FERNANDO DE H. BARBOSA

A previsão de 5% para o crescimento do PIB em 1997, feita pelo ministro Kandir, é um número possível de alcançar. A economia brasileira, depois da crise do início dos anos 90, começou um período de recuperação em 1993.
Essa recuperação só foi interrompida no segundo semestre do ano passado, em virtude das políticas monetária e creditícia restritivas que o governo foi obrigado a colocar em prática no primeiro semestre de 1996, com o objetivo de conter o aquecimento excessivo que ocorreu depois do Plano Real.
Este plano tem sido até agora um sucesso no combate à inflação, com o país se aproximando de uma inflação anual de um dígito, fato que não acontecia há algumas décadas. Esse sucesso tem contribuído para o alto grau de credibilidade que o governo do presidente Fernando Henrique Cardoso tem dentro e fora do país.
Essa credibilidade é extremamente importante para as decisões econômicas, pois as decisões de hoje dependem do que se espera que vá acontecer amanhã. Todavia o cenário para que a previsão do ministro se torne realidade supõe que a economia brasileira voe num céu de brigadeiro nos próximos meses.
O Brasil, depois do Plano Real, vive sob a proteção de santa Edwiges, a santa dos endividados. O imposto inflacionário acabou. O BC não está emitindo moeda para financiar o déficit público. Porém o déficit público aumentou em 1995 e continuou elevado em 1996.
Como o governo está pagando suas contas? Tomando dinheiro emprestado e aumentando seu endividamento. O governo gasta mais do que pode, e a economia segue no mesmo caminho, gastando mais do que produz. Quando um país gasta mais do que produz, ele toma dinheiro emprestado do exterior e aumenta sua dívida externa.

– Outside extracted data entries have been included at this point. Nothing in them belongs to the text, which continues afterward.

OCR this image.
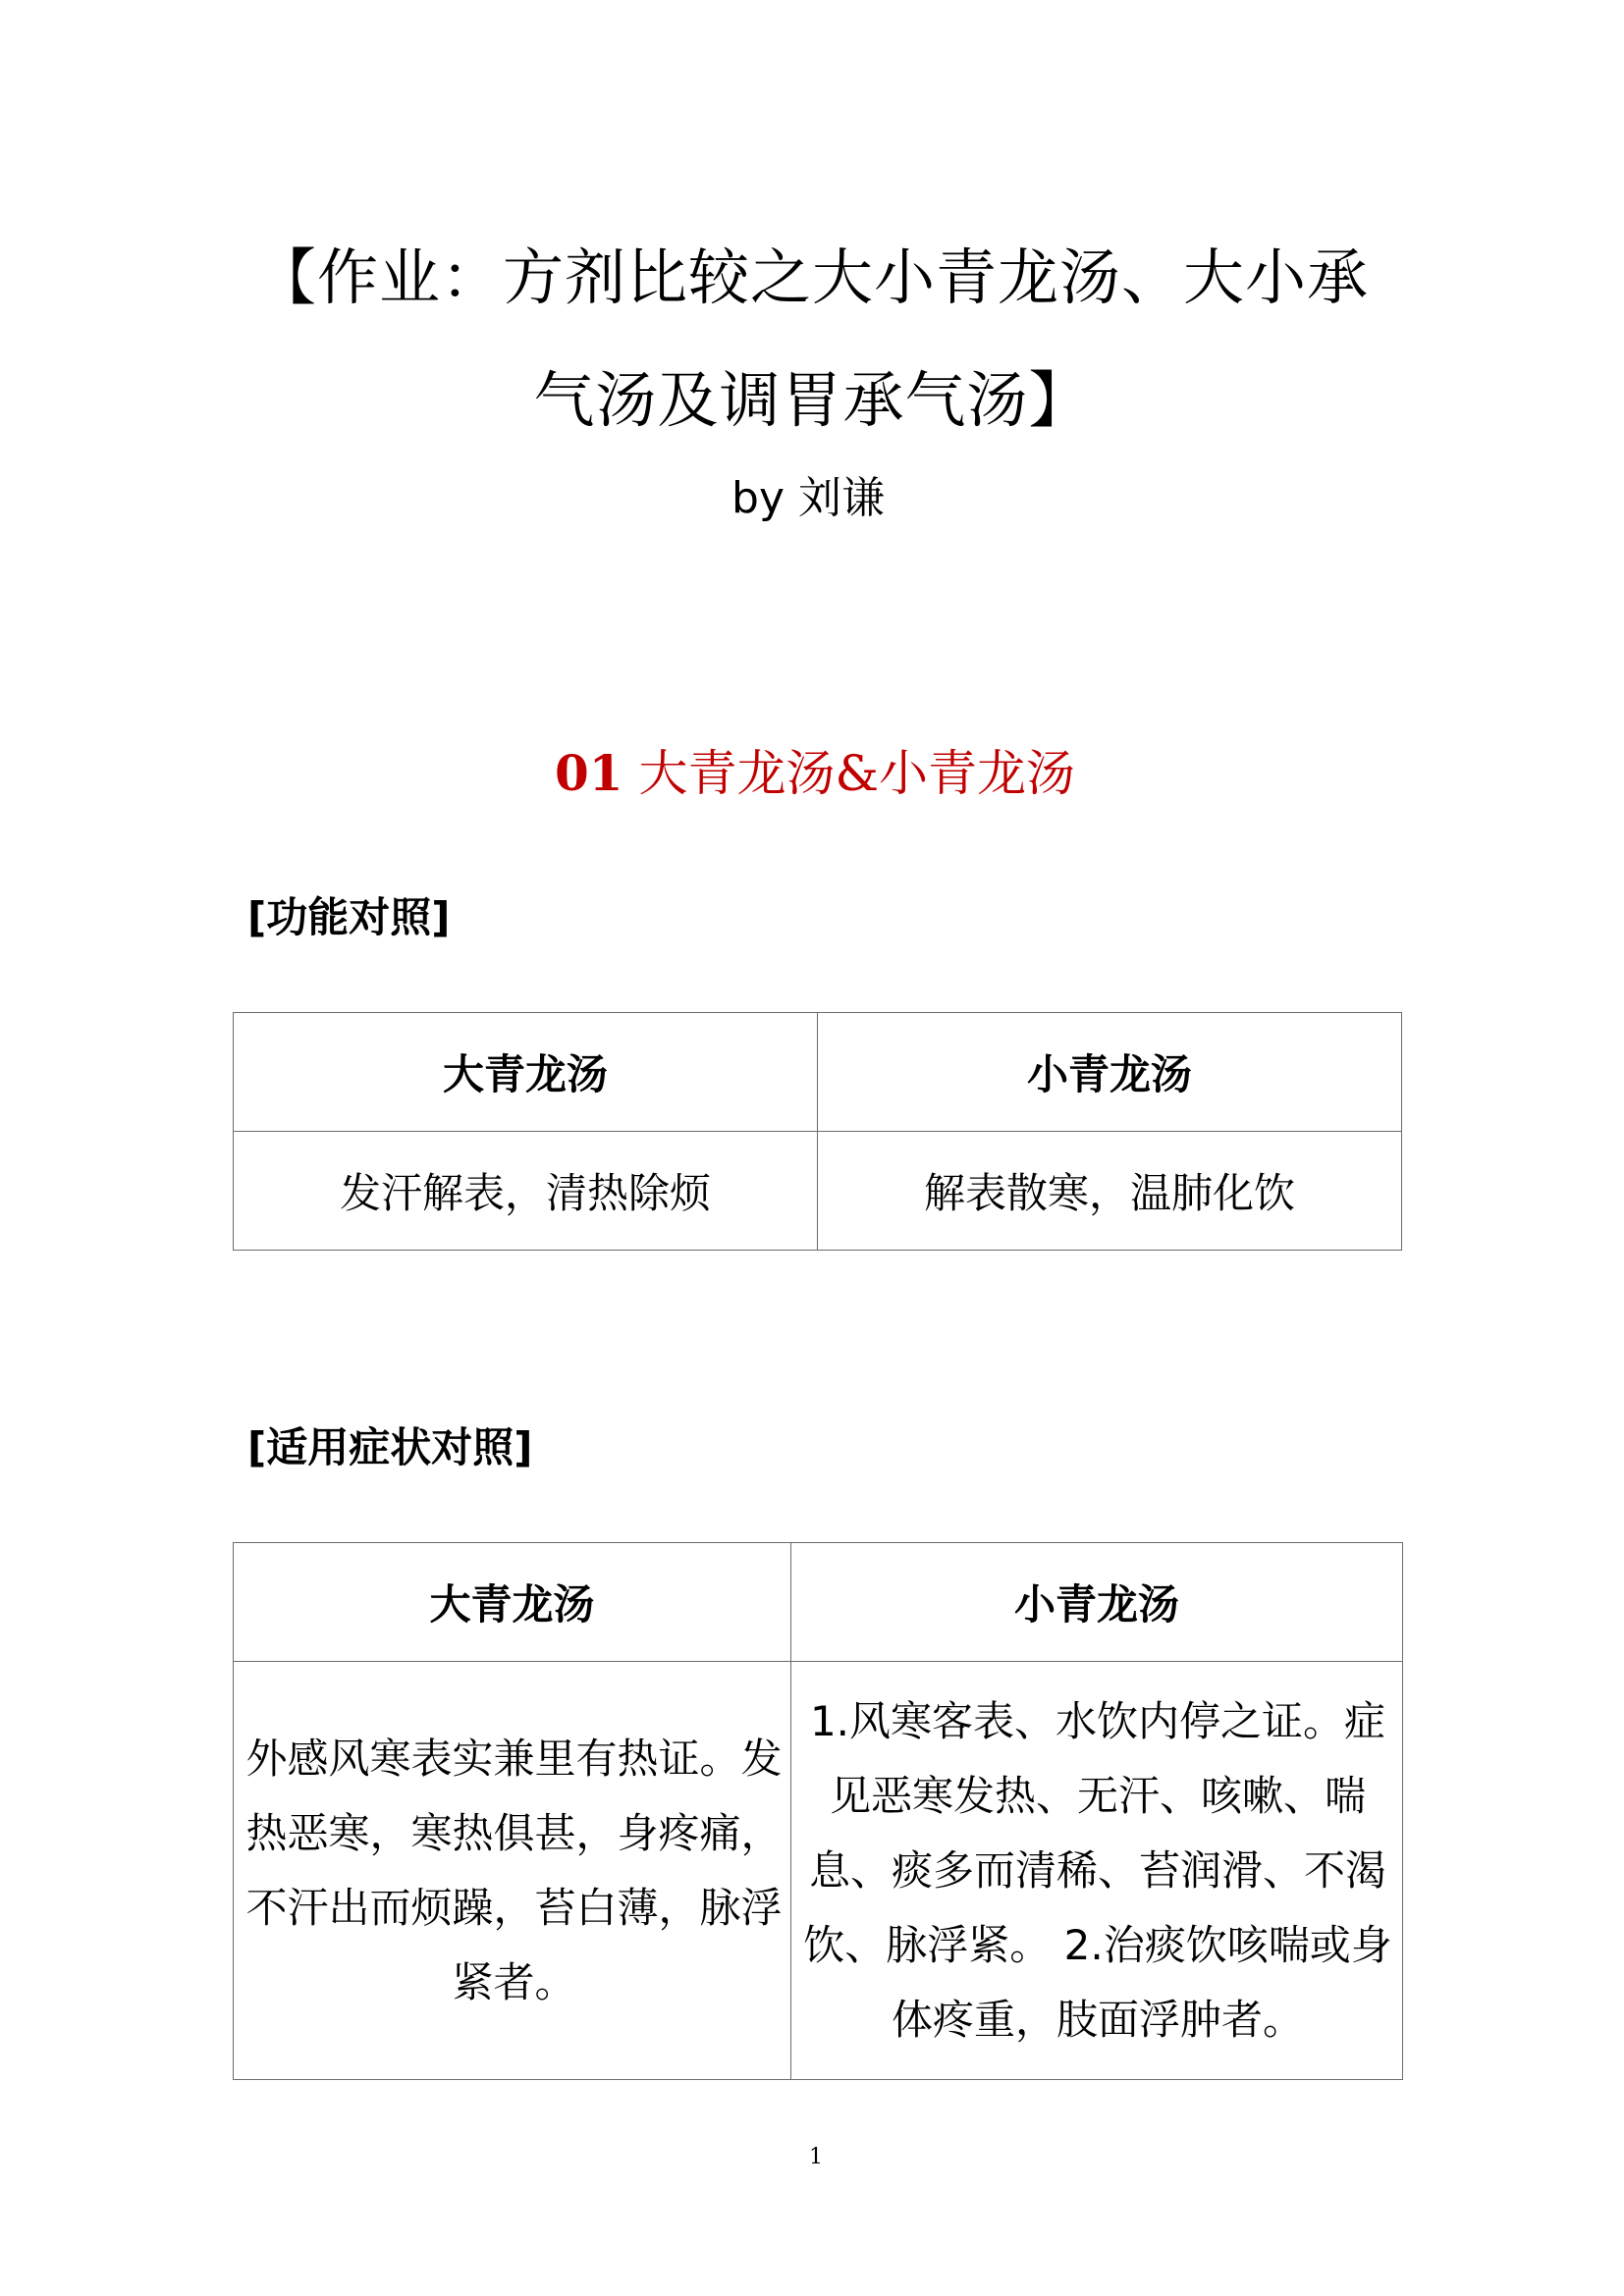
【作业：方剂比较之大小青龙汤、大小承气汤及调胃承气汤】
by 刘谦
01 大青龙汤&小青龙汤
[功能对照]
大青龙汤	小青龙汤
发汗解表，清热除烦	解表散寒，温肺化饮
[适用症状对照]
大青龙汤	小青龙汤
外感风寒表实兼里有热证。发热恶寒，寒热俱甚，身疼痛，不汗出而烦躁，苔白薄，脉浮紧者。	1.风寒客表、水饮内停之证。症见恶寒发热、无汗、咳嗽、喘息、痰多而清稀、苔润滑、不渴饮、脉浮紧。 2.治痰饮咳喘或身体疼重，肢面浮肿者。
1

A estratégia de crescer a economia no curto prazo, aumentando as dívidas interna e externa, é factível? A resposta a esta pergunta é "sim", desde que exista alguém disposto a financiar essas dívidas. Todavia qualquer fato que leve os mercados financeiros a acreditarem que o ritmo de endividamento está acima da capacidade de pagamento do país pode obrigar o governo a mudar de estratégia.
Essa estratégia, além de ser bastante arriscada, transfere para o futuro os problemas do presente. Aliás, é bom lembrar que governos do regime militar usaram e abusaram da mesma estratégia. O resultado, nós o conhecemos, mas parece que as lições desse passado recente não foram aprendidas.
O discurso oficial se parece muito com o que era usado na época do "milagre" para justificar a política de crescer endividando-se: o Brasil administra muito bem seu endividamento e não há razões para maiores preocupações.
O preço que a sociedade pagou pelo erro de confiar em santa Edwiges foi uma década de estagnação econômica. Pelo fato de sermos um país religioso, não podemos transformar a política econômica em matéria de crença. Entretanto, nos próximos meses, só nos resta a alternativa de rezar para a santa e torcer pelo ministro Kandir.

Fernando de Holanda Barbosa, 51, doutor em economia pela Universidade de Chicago (EUA), é professor da Escola de Pós-Graduação em Economia da Fundação Getúlio Vargas (RJ). Foi secretário de Política Econômica do Ministério da Fazenda (governo Itamar Franco).